Mundo árabe se esfacela
nas suas dissensões internas. Xiitas
e sunitas não se entendem; outras derivações vão tomando posições
chaves. Estado Islâmico quer ganhar o mundo e para nas suas limitações
ideológicas, táticas e econômicas. O Boko Hahann quer um mundo onde só os
homens pensem ajam, e silenciam e escravizam suas meninas e adolescentes. Isso,
com certeza não é o Islam alinhavado por
Ismael e universalizado por Maomé.
As denominações cristãs
titubeiam enquanto o islamismo avança na África e na Europa. A Igreja Católica,
mãe de todas as religiões cristãs, parece ter perdido o rumo, e precisou ir
buscar um cardeal liberal para apagar o fogo das vaidades que queima a secular
e corrupta Cúria Romana. As dissenções
dentro da Igreja começaram há muitos séculos, e um sem número de igrejas foram
se tornando independente do poder papal. Francisco procura reunificar o
Catolicismo e sonha com essa possibilidade tão remota quanto irreal.
Antes, na esteira da
história, as religiões determinavam quem
podiam exercer o poder temporal.
Hoje, com as mudanças do pensar, as religiões se transformam em braços
políticos – e armados – do Poder Político. Essa parece ser uma tendência
dominante.
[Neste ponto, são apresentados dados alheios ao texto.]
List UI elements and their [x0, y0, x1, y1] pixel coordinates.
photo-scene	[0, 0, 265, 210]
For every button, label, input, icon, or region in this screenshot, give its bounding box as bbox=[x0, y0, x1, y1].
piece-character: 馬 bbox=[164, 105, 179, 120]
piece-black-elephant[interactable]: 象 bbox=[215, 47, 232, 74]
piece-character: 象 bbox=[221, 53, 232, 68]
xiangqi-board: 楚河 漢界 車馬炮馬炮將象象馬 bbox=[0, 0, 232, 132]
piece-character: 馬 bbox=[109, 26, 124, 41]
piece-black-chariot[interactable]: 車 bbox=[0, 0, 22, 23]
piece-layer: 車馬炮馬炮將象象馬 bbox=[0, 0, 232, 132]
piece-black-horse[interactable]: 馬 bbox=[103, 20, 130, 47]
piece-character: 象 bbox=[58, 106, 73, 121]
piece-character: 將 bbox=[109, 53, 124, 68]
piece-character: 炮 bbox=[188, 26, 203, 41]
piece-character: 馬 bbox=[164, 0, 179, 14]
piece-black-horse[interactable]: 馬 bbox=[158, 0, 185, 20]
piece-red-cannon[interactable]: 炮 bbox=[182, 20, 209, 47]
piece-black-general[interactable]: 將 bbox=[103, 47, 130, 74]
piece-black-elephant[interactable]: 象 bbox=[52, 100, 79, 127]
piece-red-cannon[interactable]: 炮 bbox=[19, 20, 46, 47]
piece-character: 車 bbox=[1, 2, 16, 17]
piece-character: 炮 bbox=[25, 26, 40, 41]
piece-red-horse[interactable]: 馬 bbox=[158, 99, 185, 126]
As reuniões de cúpula dos grandes grupos políticos e econômicos que
governam o mundo discutem rumos econômicos, ações militares e papel das
religiões. De forma aberta ou sub-reptícia. Na Europa Oriental grupos étnicos almejam se transformarem em
nações independentes e no Oriente Médio e parte da África do norte, grupos poderosos querem uma nação
única, sob uma mesma religião e governo único. O Ocidente dar sinais de
fraqueza, parece que se esgotou sua ideologia
e suas perspectivas filosóficas. Os jovens dessa região estão
abandonando o conforto de uma vida familiar para se integrarem ao Estado
Islâmico e até ao Boko Haran. Há em tudo isso todo um processo de deturpação
ideológica, de inversões de valores. Cristo – que não era cristão, pegou a paz
incondicional; Maomé, que não era Mussulmano, queria um mundo bem diferente
desse pregado por seus seguidores. Buda nunca foi budista nem acreditava na
necessidade de um Deus, pois seu objetivo era o Nirvana. E nesse cipoal de
doutrinas, regras, ritos e informações a Humanidade caminha sem saber pra onde.